DESCRIPTION (provided by applicant): The aryl hydrocarbon receptor (AhR) is a ligand-activated transcription factor and one of a family of proteins containing the bHLH-PAS domain structure. Members of this family are involved in responding to signals in the tissue environment and serve regulatory roles in development and cellular differentiation. Although the AhR has been conserved throughout evolution and mice lacking the AhR show many defects in several organ systems, its normal function is not known. Recent work has identified an endogenous ligand, 2-(1'H-indole-3'- carbonyl)-thiazole-4-carboxylic acid methyl ester (ITE), from porcine lung and demonstrated this to be a potent AhR agonist. However, unlike toxic AhR ligands like 2,3,7,8-tetrachlorodibenzo-p-dioxin (TCDD), ITE produces no toxicity in mice even at very high doses. It is hypothesized that ITE differentially interacts with the AhR as compared to toxic ligands such that exposure results in different molecular and biological consequences. It is also hypothesized that, based on work indicating a role of the AhR in the regulation of inflammation, that ITE may have a novel role as a regulatory molecule for inflammatory processes in the lung. Using primary mouse and human lung fibroblasts, we will rigorously determine, by microarray analyses, differences and/or similarities in the gene profile induced by ITE and TCDD. Using both isolated lung cells and a pre-clinical mouse model of lung inflammation, we will also determine whether the inflammatory response is similar or different in the presence of ITE, TCDD, or known AhR antagonists, and will begin to characterize the cellular and signaling pathways that may determine these similarities or differences. The goals of these studies are of particular significance given the wealth of data indicating a role of inflammation in the pathogenesis of several diseases including chronic obstructive pulmonary disease, hypertension, cardiovascular disease, allergic diseases such as asthma, and cancer. Understanding the role of ITE and the AhR in modulating inflammatory processes may lead to possible therapeutic interventions.

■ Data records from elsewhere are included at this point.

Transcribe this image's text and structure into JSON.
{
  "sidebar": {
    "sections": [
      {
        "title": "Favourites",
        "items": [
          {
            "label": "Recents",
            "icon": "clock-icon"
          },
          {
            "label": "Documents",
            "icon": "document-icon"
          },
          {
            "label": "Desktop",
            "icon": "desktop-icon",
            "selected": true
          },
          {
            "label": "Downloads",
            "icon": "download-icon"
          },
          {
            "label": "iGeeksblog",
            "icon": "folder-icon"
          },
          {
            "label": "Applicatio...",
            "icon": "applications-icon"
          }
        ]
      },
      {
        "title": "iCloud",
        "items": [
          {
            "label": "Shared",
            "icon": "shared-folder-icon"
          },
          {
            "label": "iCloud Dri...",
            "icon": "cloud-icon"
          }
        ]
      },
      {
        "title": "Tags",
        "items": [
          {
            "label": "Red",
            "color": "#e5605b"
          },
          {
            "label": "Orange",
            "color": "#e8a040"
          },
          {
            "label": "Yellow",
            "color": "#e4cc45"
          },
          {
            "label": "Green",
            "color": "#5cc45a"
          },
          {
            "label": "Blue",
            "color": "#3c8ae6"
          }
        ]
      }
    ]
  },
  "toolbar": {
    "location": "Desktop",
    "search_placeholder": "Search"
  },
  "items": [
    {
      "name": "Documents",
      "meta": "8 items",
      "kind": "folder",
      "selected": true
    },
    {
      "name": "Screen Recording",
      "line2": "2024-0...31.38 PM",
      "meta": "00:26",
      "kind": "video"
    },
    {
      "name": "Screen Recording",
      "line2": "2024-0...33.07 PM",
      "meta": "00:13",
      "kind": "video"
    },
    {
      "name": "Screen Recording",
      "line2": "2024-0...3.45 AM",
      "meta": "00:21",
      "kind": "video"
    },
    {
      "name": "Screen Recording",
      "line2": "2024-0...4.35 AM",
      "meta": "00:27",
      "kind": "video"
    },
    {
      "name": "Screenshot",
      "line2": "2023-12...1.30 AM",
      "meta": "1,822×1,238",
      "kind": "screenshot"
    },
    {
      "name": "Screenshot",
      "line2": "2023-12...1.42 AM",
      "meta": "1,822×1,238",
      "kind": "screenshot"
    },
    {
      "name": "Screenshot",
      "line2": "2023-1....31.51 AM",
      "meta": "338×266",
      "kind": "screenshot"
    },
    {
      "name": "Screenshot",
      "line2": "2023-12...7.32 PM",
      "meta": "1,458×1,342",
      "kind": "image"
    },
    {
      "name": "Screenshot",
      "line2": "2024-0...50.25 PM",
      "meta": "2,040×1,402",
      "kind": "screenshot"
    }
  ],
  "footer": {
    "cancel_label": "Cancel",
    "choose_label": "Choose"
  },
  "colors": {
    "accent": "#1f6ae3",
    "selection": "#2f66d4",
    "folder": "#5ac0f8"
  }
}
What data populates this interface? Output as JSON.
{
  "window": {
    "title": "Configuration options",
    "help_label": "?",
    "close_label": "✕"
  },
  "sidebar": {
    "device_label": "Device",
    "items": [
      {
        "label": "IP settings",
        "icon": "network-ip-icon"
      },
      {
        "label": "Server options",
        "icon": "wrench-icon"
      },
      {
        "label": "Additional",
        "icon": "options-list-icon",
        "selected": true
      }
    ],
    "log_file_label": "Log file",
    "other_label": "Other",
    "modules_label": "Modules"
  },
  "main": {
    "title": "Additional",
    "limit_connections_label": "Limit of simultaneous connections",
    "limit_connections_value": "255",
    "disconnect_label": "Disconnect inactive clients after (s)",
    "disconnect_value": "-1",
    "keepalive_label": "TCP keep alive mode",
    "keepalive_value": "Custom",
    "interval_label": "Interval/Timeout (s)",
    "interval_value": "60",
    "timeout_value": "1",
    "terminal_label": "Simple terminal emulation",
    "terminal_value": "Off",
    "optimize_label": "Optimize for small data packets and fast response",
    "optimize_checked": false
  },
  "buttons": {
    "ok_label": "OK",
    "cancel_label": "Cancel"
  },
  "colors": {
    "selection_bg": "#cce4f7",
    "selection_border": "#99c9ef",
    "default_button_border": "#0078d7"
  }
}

描述（由申请人提供）：芳烃受体（AhR）是一种配体激活的转录因子，是含有bHLH-PAS结构域结构的蛋白质家族中的一员。该家族成员参与响应组织环境中的信号，并在发育和细胞分化中发挥调节作用。尽管AhR在整个进化过程中一直被保守，缺乏AhR的小鼠在几个器官系统中表现出许多缺陷，但其正常功能尚不清楚。最近的工作已经从猪肺中发现了一种内源性配体，2-（1' h -吲哚-3'-羰基）-噻唑-4-羧酸甲酯（ITE），并证明它是一种有效的AhR激动剂。然而，与有毒的AhR配体如2,3,7,8-四氯二苯并-对二恶英（TCDD）不同，ITE即使在非常高的剂量下也不会对小鼠产生毒性。据推测，与有毒配体相比，ITE与AhR的相互作用不同，因此暴露会导致不同的分子和生物学后果。也有人假设，基于表明AhR在炎症调节中的作用的研究，ITE可能作为肺炎症过程的调节分子具有新的作用。使用原代小鼠和人肺成纤维细胞，我们将通过微阵列分析严格确定ITE和TCDD诱导的基因谱的差异和/或相似性。使用分离的肺细胞和临床前小鼠肺炎症模型，我们还将确定炎症反应在ITE、TCDD或已知AhR拮抗剂存在时是否相似或不同，并将开始表征可能决定这些相似性或差异的细胞和信号通路。鉴于大量数据表明炎症在包括慢性阻塞性肺病、高血压、心血管疾病、哮喘等过敏性疾病和癌症在内的几种疾病的发病机制中所起的作用，这些研究的目标具有特别重要的意义。了解ITE和AhR在调节炎症过程中的作用可能会导致可能的治疗干预。